As Bitcoin is not backed by any financial authority or treated as real asset, its transactions are not subjected to the same regulations and restriction as that are for other currencies.

So in the transaction, the identity of the user remains anonymous, making hard to track the people involved in transaction.

There is possibility, that it can be used for money laundering, illegal business and activities, terrorist activities, drug-trafficking. So government around the world are taking safety measures on this issue.

China has banned, the use of Bitcoin to avoid any cases of money laundering.

From user point of view, the physical cash stored in digital form, Bitcoin wallets can be accidently deleted, lost or stolen and cannot be recovered once lost or deleted. In February, 2014 the largest and the most active Bitcoin Exchange in the world – Mt. Gox went bankrupt, partially because 8,50,000 Bitcoins belonging to its members  and its own treasury worth 450 million dollars (at that time) had gone missing.

RBI’s stand on Bitcoin

Reserve Bank of India (RBI) on Dec 2013 warned the public against the use of virtual currencies such as Bitcoin, pointing out that users may expose themselves to potential financial, legal and security related risks.

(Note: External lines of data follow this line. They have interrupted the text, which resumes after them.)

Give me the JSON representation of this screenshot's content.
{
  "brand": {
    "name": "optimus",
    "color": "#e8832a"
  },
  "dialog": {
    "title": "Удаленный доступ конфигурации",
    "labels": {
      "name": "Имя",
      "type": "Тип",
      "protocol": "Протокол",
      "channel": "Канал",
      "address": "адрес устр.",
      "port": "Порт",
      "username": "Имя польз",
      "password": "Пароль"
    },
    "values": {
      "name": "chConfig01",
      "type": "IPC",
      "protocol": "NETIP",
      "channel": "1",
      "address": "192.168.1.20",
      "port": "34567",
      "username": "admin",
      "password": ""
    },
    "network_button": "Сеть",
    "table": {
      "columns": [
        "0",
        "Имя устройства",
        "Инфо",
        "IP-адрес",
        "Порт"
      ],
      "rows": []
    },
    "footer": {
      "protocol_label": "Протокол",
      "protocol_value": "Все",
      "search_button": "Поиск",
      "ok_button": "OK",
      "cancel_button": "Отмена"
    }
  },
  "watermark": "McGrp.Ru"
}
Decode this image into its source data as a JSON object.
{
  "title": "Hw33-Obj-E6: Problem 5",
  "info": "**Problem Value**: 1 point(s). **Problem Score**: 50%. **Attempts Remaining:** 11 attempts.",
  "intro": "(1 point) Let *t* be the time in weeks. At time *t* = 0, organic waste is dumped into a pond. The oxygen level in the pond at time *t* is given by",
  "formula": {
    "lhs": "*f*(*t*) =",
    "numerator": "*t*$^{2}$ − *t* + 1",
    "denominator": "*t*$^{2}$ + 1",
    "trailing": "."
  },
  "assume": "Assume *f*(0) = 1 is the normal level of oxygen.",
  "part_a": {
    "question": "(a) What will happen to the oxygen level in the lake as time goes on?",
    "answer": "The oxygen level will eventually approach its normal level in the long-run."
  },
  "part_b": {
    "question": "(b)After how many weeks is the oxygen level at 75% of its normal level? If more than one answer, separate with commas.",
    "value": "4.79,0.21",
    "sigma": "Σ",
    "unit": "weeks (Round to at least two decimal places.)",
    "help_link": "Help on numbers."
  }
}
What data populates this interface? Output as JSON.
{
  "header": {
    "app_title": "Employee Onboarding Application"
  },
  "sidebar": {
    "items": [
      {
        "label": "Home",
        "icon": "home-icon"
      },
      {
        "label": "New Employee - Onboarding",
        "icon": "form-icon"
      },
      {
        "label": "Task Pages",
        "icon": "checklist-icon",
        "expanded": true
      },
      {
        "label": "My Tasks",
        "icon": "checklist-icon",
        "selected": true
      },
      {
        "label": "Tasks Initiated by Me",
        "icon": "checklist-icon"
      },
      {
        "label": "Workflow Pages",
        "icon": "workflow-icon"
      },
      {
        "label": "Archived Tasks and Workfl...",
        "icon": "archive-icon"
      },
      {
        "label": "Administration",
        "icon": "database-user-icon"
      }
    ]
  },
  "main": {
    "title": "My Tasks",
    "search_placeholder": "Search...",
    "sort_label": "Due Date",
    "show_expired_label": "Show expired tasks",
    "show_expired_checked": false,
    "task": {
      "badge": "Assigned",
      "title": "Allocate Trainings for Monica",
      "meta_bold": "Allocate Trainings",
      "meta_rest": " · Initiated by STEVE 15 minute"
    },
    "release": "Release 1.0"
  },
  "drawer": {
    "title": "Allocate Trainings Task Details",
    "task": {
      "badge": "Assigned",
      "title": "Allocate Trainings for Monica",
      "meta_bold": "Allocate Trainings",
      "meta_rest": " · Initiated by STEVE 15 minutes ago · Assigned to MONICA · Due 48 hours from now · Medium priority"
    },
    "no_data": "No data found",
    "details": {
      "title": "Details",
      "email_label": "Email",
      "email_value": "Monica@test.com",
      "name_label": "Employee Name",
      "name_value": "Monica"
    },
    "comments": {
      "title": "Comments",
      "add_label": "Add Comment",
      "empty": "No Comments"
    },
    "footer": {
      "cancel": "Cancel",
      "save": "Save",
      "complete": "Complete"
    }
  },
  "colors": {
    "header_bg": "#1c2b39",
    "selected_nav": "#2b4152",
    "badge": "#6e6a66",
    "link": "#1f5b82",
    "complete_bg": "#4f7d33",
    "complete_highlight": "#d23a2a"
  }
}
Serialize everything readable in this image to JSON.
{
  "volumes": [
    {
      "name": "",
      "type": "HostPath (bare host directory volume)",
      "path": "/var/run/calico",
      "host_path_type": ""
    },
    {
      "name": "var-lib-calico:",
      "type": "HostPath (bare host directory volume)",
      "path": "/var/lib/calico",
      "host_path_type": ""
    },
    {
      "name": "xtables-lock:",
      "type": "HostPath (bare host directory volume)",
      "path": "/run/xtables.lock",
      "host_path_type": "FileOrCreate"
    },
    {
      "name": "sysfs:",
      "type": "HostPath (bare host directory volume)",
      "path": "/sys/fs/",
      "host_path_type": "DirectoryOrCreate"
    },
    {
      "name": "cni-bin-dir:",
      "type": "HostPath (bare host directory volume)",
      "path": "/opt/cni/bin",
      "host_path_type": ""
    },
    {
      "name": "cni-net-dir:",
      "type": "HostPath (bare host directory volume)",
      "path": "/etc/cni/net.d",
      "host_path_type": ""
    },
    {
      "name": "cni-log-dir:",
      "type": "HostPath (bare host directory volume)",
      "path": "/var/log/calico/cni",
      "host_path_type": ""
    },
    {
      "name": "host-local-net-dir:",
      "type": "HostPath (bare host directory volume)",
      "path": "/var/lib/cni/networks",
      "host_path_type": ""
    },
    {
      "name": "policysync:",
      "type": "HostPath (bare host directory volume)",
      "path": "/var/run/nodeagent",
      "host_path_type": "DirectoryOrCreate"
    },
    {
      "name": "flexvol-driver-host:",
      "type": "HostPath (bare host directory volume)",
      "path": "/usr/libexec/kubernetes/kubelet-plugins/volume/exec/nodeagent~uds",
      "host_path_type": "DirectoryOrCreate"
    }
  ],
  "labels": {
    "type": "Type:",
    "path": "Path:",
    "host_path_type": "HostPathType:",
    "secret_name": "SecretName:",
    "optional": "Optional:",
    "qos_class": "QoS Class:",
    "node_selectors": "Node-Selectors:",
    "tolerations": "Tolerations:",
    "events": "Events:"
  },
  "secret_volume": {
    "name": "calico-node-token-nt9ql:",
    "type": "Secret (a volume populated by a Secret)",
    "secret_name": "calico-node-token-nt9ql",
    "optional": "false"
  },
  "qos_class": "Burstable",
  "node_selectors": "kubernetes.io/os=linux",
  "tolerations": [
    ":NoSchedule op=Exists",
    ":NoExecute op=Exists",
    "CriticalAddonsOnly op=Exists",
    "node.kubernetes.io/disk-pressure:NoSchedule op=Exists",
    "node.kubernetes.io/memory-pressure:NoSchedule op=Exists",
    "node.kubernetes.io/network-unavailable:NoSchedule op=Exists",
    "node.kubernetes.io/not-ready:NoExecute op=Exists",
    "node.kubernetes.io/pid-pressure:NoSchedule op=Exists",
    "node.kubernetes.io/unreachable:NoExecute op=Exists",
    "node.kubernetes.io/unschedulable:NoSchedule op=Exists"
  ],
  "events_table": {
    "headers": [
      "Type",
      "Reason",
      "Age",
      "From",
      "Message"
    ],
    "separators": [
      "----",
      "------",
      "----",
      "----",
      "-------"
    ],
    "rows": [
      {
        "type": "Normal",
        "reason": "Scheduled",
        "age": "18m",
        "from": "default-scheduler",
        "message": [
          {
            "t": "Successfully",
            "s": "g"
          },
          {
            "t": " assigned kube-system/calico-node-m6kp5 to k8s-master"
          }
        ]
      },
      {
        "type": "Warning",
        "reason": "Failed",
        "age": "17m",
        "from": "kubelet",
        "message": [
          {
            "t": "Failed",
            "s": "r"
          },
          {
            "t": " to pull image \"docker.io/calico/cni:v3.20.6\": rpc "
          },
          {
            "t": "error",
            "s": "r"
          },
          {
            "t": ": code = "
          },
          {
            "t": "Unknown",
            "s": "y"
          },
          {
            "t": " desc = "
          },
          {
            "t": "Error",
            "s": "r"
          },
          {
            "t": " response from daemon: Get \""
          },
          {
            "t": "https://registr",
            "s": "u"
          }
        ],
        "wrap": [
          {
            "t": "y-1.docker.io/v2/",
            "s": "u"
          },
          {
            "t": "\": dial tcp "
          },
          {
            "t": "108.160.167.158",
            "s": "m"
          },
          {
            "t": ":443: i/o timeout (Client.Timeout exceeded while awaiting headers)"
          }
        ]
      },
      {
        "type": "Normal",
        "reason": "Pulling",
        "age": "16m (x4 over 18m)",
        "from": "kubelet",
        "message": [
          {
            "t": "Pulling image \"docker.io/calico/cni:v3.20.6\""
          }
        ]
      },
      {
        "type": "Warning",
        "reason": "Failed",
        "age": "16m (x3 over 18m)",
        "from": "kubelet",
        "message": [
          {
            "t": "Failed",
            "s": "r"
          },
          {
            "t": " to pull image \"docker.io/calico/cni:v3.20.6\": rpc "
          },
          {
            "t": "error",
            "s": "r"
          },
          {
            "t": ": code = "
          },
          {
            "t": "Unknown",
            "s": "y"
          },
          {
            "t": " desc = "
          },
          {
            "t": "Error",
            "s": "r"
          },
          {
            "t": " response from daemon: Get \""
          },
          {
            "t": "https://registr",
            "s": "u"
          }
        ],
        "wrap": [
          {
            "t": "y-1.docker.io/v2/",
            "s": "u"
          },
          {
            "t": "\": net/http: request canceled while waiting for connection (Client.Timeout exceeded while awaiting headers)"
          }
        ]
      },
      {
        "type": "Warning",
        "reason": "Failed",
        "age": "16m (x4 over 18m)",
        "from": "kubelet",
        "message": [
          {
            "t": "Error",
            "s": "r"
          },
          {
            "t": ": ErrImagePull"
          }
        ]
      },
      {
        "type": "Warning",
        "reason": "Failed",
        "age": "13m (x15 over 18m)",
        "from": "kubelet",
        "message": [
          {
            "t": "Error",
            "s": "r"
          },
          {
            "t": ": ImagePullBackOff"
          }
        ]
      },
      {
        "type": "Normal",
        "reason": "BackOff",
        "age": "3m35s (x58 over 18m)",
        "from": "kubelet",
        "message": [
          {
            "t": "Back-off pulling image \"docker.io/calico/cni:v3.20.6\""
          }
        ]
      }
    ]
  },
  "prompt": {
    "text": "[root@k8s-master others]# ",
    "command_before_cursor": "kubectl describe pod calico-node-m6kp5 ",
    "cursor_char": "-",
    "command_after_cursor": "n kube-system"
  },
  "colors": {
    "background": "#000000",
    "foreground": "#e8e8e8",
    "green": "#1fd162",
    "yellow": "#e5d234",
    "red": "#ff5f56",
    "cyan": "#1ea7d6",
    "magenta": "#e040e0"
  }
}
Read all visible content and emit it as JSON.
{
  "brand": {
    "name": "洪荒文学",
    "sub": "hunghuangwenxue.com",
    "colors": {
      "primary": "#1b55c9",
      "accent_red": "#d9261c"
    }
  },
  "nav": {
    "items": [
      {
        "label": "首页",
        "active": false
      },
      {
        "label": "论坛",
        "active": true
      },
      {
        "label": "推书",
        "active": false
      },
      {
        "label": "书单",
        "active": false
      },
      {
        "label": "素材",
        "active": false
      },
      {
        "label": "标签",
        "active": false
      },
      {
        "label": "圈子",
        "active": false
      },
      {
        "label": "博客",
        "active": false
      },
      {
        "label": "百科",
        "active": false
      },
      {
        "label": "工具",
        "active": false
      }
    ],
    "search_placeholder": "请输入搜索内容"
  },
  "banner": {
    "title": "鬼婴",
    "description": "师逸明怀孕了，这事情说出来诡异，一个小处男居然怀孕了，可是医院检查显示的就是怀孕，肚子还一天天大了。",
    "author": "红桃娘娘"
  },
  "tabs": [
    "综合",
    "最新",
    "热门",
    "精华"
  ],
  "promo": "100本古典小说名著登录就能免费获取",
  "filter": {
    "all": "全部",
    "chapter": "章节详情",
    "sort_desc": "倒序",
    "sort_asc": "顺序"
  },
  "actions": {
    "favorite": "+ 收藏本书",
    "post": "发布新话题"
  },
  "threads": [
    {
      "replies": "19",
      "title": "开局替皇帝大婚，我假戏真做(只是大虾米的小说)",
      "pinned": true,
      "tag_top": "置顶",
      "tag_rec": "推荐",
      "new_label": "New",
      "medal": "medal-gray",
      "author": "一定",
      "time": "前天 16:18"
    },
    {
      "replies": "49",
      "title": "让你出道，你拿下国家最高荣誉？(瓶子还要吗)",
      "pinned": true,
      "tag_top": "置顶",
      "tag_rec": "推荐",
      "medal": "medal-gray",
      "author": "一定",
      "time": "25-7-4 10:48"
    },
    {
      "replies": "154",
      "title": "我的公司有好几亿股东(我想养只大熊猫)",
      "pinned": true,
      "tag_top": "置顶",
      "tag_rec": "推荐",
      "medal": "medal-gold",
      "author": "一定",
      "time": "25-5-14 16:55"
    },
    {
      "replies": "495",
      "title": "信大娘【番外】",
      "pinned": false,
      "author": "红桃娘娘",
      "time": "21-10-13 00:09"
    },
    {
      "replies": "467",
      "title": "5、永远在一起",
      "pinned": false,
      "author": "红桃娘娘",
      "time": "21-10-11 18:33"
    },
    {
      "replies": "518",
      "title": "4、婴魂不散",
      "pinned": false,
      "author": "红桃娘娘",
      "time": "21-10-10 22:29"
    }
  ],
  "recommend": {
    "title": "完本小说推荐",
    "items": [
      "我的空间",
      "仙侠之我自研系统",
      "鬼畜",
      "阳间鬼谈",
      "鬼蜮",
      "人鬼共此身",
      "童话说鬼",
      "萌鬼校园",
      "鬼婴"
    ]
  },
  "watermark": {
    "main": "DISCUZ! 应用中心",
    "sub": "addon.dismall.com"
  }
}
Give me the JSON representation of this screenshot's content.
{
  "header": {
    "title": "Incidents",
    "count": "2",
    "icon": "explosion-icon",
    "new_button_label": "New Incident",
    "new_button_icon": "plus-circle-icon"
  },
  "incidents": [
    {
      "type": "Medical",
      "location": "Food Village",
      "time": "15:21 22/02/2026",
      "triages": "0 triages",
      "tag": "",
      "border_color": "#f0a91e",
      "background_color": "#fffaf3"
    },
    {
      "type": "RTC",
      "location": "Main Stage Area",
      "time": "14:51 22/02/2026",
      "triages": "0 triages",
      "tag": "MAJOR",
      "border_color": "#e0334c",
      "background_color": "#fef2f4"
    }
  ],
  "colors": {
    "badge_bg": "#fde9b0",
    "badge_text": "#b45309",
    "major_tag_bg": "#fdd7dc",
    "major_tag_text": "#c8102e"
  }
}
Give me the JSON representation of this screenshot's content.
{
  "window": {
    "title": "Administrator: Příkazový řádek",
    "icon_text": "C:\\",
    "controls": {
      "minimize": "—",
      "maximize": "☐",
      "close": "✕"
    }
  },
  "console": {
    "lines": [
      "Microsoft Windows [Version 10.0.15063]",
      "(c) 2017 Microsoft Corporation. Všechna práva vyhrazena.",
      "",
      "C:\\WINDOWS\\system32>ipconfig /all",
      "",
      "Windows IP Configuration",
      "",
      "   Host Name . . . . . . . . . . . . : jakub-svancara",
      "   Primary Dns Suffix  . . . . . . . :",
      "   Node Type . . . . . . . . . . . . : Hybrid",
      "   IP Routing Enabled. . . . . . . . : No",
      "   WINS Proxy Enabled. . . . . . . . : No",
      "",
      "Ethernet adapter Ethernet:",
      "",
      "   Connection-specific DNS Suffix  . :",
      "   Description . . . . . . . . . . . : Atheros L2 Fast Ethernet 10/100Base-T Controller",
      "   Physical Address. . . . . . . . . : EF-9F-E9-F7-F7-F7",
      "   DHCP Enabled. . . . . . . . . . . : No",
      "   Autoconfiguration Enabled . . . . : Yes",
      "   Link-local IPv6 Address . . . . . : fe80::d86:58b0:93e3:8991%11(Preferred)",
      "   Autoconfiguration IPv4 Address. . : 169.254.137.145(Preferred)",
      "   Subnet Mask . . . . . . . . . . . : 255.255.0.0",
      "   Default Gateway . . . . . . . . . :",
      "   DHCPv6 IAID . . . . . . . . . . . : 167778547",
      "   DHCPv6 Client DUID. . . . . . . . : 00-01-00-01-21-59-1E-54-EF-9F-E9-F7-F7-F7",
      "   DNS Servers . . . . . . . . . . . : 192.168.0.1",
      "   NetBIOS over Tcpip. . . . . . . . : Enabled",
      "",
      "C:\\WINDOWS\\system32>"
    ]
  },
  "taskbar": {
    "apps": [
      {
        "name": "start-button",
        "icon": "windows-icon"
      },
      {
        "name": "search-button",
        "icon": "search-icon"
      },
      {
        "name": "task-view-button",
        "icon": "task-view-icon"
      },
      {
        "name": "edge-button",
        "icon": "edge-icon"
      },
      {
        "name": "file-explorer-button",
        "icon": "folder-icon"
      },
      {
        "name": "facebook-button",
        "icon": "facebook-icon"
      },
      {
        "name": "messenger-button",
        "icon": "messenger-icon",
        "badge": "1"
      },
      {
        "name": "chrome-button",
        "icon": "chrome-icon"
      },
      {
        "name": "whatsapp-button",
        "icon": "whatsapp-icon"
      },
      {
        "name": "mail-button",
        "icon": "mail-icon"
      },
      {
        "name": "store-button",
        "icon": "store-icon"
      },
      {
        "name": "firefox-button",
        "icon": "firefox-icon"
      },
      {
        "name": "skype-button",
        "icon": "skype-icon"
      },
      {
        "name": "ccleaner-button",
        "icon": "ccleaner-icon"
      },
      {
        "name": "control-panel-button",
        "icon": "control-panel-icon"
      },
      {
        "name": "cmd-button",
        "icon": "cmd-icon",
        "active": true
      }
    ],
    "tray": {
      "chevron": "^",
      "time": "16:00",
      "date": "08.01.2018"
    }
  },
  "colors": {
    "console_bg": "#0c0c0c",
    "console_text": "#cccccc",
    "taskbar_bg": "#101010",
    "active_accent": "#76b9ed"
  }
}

Why Bitcoin is famous among users?

As there is no central authority, to monitor the transactions the government cannot take away illegal and tax evaded money.

Bitcoins are not affected by inflation.

Privacy of transactions is maintained between users. Bitcoin allows people to do business without leaving a trail or revealing their identities. They don’t leave any digital footprints like credit card records, bank transactions, etc.